Nelle intenzioni degli organizzatori la rappresentazione sarebbe andata in scena per la prima volta la notte di Natale, per essere poi replicata nel pomeriggio del 26 dicembre, a San Silvestro e infine il giorno dell’Epifania (con l’aggiunta dell’arrivo dei Re Magi): «Tutta la popolazione di Donato e dei paesi limitrofi aspetta con vivo desiderio queste Sacre Rappresentazioni, a cui sono invitati vicini e lontani – aggiunse il giornale diretto da don Cantono – Vi accorrano numerosi d’ogni parte gli spettatori per partecipare in letizia alla Rievocazione di pace e d’Amore». Dalle cronache dell’epoca non ci è dato sapere  se le attese furono rispettate; ma non c’è motivo di dubitarne, se poco più di dieci anni dopo il maestro Buronzo decise di ripetere l’esperienza coinvolgendo in quell’occasione non più solo i bambini bensì l’intera popolazione del piccolo borgo arroccato sulle pendici del Mombarone.
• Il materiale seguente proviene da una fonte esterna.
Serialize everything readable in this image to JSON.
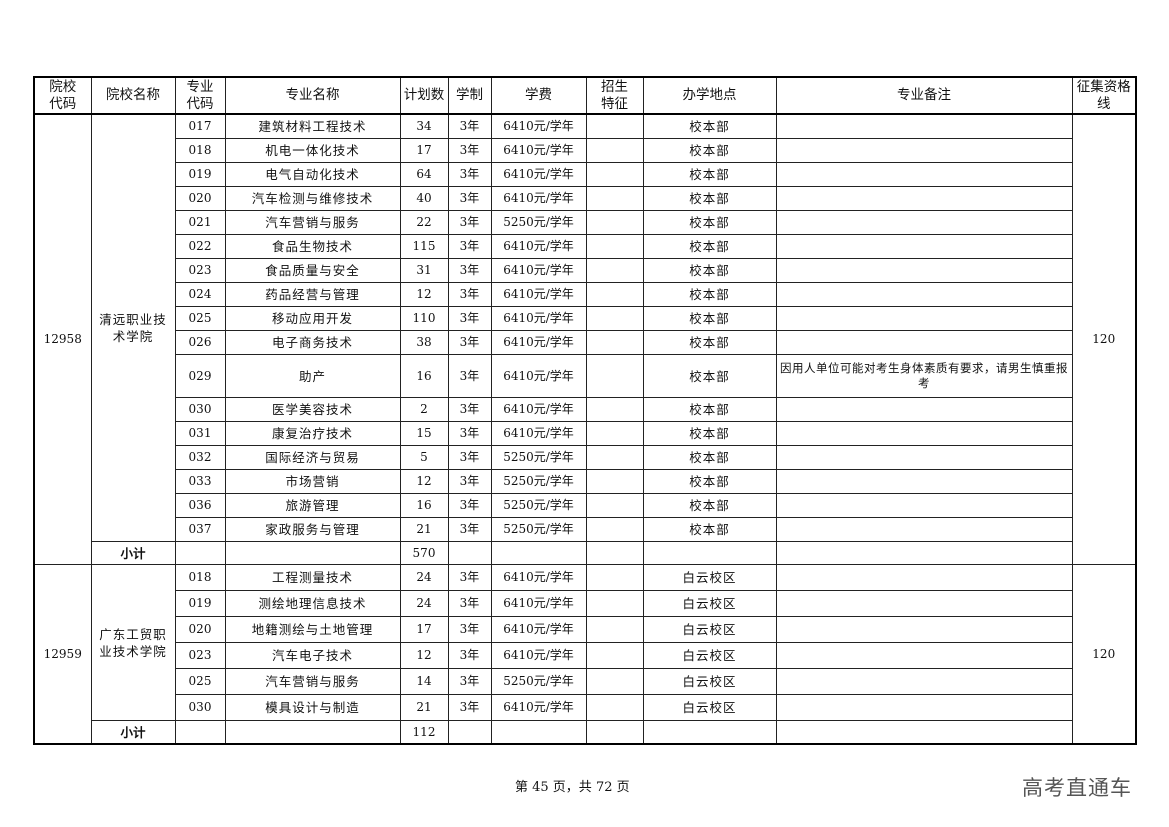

La gestazione di “Palestina anno zero” (questo il titolo attribuito al dramma sacro) durò quasi un anno e richiese un notevole sforzo organizzativo per trasformare Donato in una piccola Betlemme; particolarmente riuscito fu il Bazar, dove gli spettatori potevano acquistare piccoli oggetti ricordo realizzati dagli alunni della scuola elementare: «Su questi ricordini – commentò il cronista de “il Biellese” (28.12.1965) – eravamo alquanto scettici pensando ai soliti lavoretti scolastici semplici ed ingenui. Quando abbiamo visto il campionario ci siamo ricreduti: al buon gusto della presentazione è accoppiata una notevole validità artistica soprattutto nei medaglioni di cotto dove alcuni ragazzi hanno rivelato tendenze e qualità significative sotto la guida del M.o Buronzo».